Therapy for ALS

Therapy for ALS would ideally be a small molecule or a simple compound that a patient could swallow as a pill. This is only one possible route towards a treatment.

Laboratory scientific research holds great promise to find more effective therapies for ALS

Modern biology offers many exciting if more complicated strategies than small molecules. Among these are gene therapies (see section on gene therapy ) and stem cell transplants (see section on stem cells ). A very new type of gene therapy approach is to silence genes by means of ribonucleic acid (RNA) that serves as the intermediary step between gene and protein.

Promising Leads in ALS Therapy

Collaborative research teams are screening libraries of existing compounds to find candidates for clinical trials. Some leads have already been generated. Notably ceftriaxone, a compound first developed for its antibiotic action, is revealed to have a potential protective action for motor neurons affected by ALS. Tests of ceftriaxone in a mouse with a mutation linked with ALS confirmed its possible benefit through action on the nerve cell messenger called glutamate (see section on glutamate ), and ceftriaxone is now is slated for clinical testing in the summer of 2005.

Ideas about which aspects of the disease process to target for therapy in ALS are also changing. Researchers are determining that not only motor neurons, but also surrounding cells, the glia and even the muscle, may contribute to ALS and could serve as cell targets (see section on cell targets ) for therapeutic intervention.

Scientists are meanwhile seeking biomarkers (see section on biomarkers ) that will provide earlier diagnosis of ALS and will help in designing decisive clinical trials of new drugs. Biomarkers would be a chemical signature of the disease that clinicians could read in a sample of blood or other easily obtained body fluid. ALSA is funding a multi-center effort, enlisting biotech companies in the search for reliable biomarkers of ALS.
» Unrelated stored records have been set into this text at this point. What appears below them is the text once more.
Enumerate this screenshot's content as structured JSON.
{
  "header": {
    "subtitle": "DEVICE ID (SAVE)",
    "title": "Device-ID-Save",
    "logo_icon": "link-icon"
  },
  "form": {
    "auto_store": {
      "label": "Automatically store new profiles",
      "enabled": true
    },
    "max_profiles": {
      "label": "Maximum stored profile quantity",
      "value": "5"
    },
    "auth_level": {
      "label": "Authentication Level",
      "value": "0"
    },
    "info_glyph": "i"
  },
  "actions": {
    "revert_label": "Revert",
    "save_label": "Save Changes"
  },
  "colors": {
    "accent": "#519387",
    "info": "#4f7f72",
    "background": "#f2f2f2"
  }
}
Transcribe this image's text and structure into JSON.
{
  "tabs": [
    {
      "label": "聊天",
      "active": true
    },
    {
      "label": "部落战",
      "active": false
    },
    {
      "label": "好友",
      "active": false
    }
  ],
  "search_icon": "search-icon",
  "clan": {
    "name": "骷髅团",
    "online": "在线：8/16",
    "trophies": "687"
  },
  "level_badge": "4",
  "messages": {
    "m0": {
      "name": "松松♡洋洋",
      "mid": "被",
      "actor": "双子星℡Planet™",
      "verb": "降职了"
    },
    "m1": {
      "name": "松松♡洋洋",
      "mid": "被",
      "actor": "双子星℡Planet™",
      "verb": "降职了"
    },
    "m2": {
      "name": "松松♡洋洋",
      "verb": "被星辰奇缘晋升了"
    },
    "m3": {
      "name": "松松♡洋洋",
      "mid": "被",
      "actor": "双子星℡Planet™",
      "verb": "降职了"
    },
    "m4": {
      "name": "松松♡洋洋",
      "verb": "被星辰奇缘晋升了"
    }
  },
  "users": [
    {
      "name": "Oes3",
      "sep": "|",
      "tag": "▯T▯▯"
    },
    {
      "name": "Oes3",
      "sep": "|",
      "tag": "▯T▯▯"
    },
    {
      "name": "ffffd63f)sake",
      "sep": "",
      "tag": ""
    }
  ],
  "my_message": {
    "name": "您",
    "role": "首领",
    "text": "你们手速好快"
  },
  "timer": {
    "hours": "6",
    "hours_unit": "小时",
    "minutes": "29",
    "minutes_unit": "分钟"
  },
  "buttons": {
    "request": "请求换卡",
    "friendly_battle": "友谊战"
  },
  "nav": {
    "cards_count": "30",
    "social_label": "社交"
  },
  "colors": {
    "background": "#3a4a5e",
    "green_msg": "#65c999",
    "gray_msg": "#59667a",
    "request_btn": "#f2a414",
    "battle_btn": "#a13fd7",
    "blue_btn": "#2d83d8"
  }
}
Wide avenues towards new therapies for ALS are opened by current research funded by ALSA. Possibilities under design include gene therapies, and stem cell therapies. Gene therapies take advantage of new carriers, the inactivated viruses know as vectors. Many gene therapy approaches to ALS emphasize delivery of the supportive molecules called trophic factors (see section on trophic factors ).

Other gene therapies with promising application to ALS include brand new techniques that target the RNA helpers that translate genes into proteins. RNA (see section on RNA ) based strategies for ALS include antisense molecules that trap and stop the RNA message for proteins, and a gene silencing approach called RNA inhibition (RNAi).

ALSA funded researchers are also working towards a better understanding of the exact cell targets of the disease process. Knowing which cells are instigating and playing important roles in the process of ALS will help in the design of new therapeutics that halt the degeneration of the nervous system in this relentless disease. Clinical trials (see section on clinical trials) funded through the TREAT ALS initiative are now a focus of bringing basic research findings rapidly to the clinic to find effective new therapeutics for ALS.